Trabajar en varios temas a la vez supone desdoblar la mente y no conseguir la concentración adecuada para ser más productivo.

  1. Elimina distracciones

Apaga tu móvil personal, desactiva tus redes sociales y olvídate de todo que no sea lo que estás haciendo en ese momento. Esto es especialmente difícil para los que trabajan en casa, pero, incluso para ellos, queda terminantemente prohibido atender la lavadora mientras se redacta un informe.

Distraernos supondrá trabajar horas extras y no alcanzar los objetivos siendo muy poco productivos. Por ello, debes concentrarte para sacar todo adelante en los tiempos que te has marcado.

  1. Respeta tus tiempos

 Es muy importante que respetes tus propios tiempos. Me refiero a tu tiempo de trabajo y tu tiempo de ocio o personal.

Una cosa no existe sin la otra y nunca serías del todo productivo si no te aferras a tus tiempos y lo haces con disciplina. Además, ya que no tienes un jefe que controla tu horario, debes imponerte tus tiempos de manera estricta y no saltártelos nunca.

Si tu timing dice que tu jornada de trabajo empieza a las 9h y acaba las 19h, no debes saltarte la norma.

  1. Si tienes un bloqueo mental…

Puede ocurrir que planificaras una jornada de manera coherente y razonable pero que, a la hora de abordar algún tema, sientas que estás bloqueado o que no avanzas.

También puede ser que dependas de alguna persona o de algún factor externo para cumplir con tu objetivo, pero que estés esperando y no puedas avanzar.

Bien, si no consigues salir del bloqueo en un tiempo razonable y ves que tu timing se desmorona, reestructura tu lista de tareas o tu agenda. Quizá esa tarea sea mucho más coherente afrontarla en otro momento y, en caso de que dependas de alguien, ten en cuenta los imprevistos de los que hablé antes, pero no te bloquees con algo que no está en tu mano y reorganízate.

  1. Descansa y cuídate

Es vital que descanses con frecuencia durante tu jornada de trabajo. Marca tus tiempos cada hora o cada dos horas y tómate tu tiempo para almorzar y descansar. Del mismo modo, es necesario descansar por las noches, dormir lo suficiente y madrugar.

Hay quien piensa que por el mero hecho de no tener jefe puede trabajar a la hora que quiera y, aunque esto es hasta cierto punto real, no olvides que para ser más productivo es totalmente necesario respetar tiempos, ser disciplinario y dedicar al trabajo las horas que merece sin trabajar horas extras en horarios intempestivos.

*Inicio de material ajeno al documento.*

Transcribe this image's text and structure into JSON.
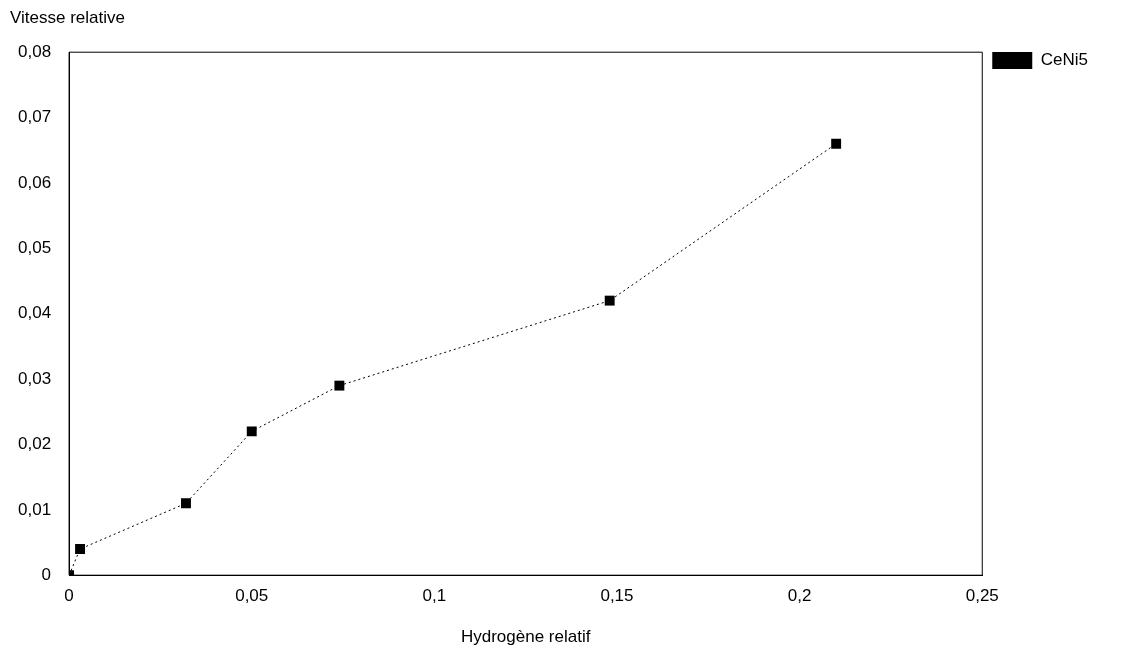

Por ello, es mejor madrugar, afrontar tu jornada de trabajo, acabar cuánto antes y, por fin, disfrutar de tu vida personal.

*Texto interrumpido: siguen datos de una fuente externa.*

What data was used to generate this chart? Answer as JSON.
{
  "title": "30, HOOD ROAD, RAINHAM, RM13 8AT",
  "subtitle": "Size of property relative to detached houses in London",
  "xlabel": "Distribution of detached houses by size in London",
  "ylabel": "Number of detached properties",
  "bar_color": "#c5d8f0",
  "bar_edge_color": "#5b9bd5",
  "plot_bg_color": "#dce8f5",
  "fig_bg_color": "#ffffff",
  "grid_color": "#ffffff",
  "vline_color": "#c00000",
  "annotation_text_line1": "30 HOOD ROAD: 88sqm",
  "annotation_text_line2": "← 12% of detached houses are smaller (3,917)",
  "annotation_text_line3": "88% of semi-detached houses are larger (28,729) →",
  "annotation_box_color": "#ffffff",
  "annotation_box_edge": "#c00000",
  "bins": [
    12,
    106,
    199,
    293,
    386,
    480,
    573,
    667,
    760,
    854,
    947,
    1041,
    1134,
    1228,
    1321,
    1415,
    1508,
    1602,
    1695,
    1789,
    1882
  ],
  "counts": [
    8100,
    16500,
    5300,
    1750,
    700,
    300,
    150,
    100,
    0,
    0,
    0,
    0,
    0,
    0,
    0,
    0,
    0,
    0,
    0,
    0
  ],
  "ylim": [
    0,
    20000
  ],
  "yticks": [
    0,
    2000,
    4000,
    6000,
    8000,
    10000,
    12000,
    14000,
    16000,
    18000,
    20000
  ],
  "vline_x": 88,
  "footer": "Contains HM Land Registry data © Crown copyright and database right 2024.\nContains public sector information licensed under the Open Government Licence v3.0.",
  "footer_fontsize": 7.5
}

Con este décimo hábito pongo fin a la lista y, como de costumbre, te dejo algunas frases célebres que espero te motiven tanto como a mi.

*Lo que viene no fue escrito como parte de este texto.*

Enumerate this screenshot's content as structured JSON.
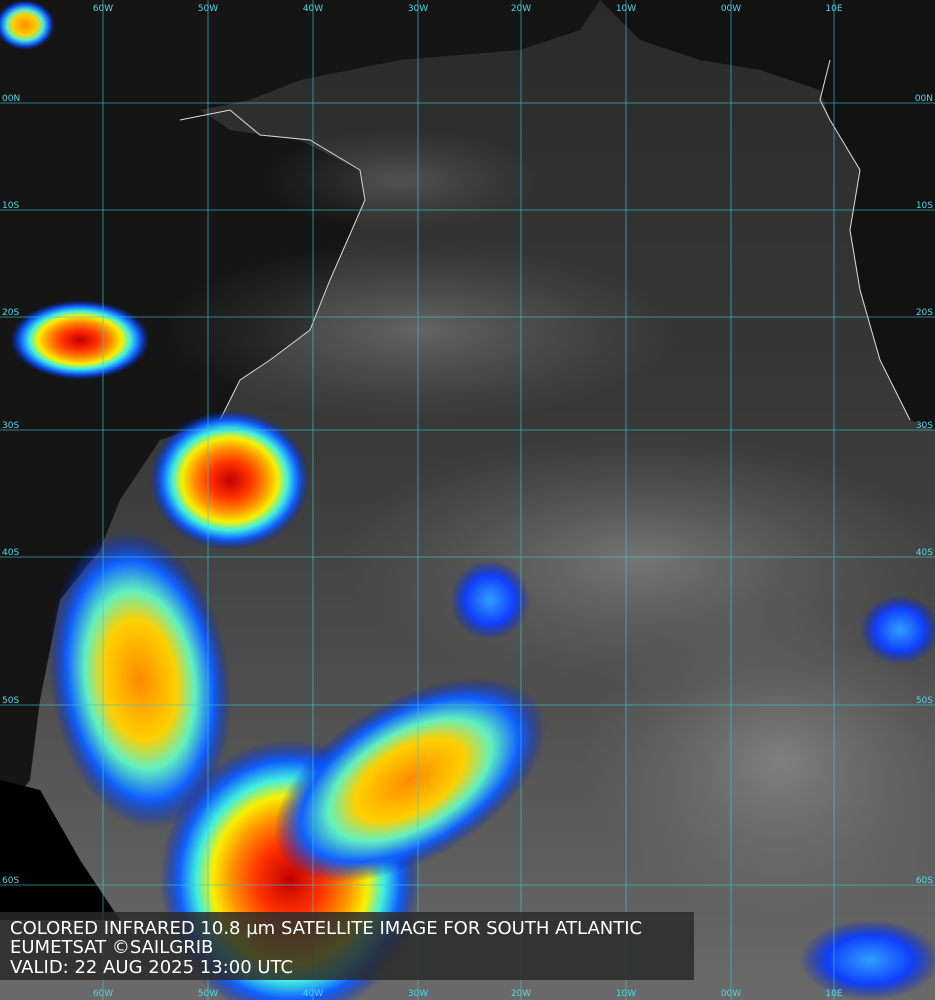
{
  "grid": {
    "longitudes": [
      "60W",
      "50W",
      "40W",
      "30W",
      "20W",
      "10W",
      "00W",
      "10E"
    ],
    "latitudes": [
      "00N",
      "10S",
      "20S",
      "30S",
      "40S",
      "50S",
      "60S"
    ]
  },
  "caption": {
    "lines": [
      "COLORED INFRARED 10.8 µm SATELLITE IMAGE FOR SOUTH ATLANTIC",
      "EUMETSAT ©SAILGRIB",
      "VALID:  22 AUG 2025 13:00 UTC"
    ]
  }
}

¡Nos vemos la semana que viene!

Irene

“Comienza haciendo lo que es necesario, después lo que es posible y de repente estarás haciendo lo imposible”

(San Francisco de Asis)

“Todas las cosas serán producidas en superior cantidad y calidad, y con mayor facilidad, cuando cada hombre trabaje en una sola ocupación, de acuerdo con sus dones naturales, y en el momento adecuado, sin inmiscuirse en nada más.”

(Platón)

“La forma de empezar es dejar de hablar y empezar a hacerlo”

(Walt Disney)

“Si das diez, cuando podrías dar cien, no has ganado diez, has perdido noventa.”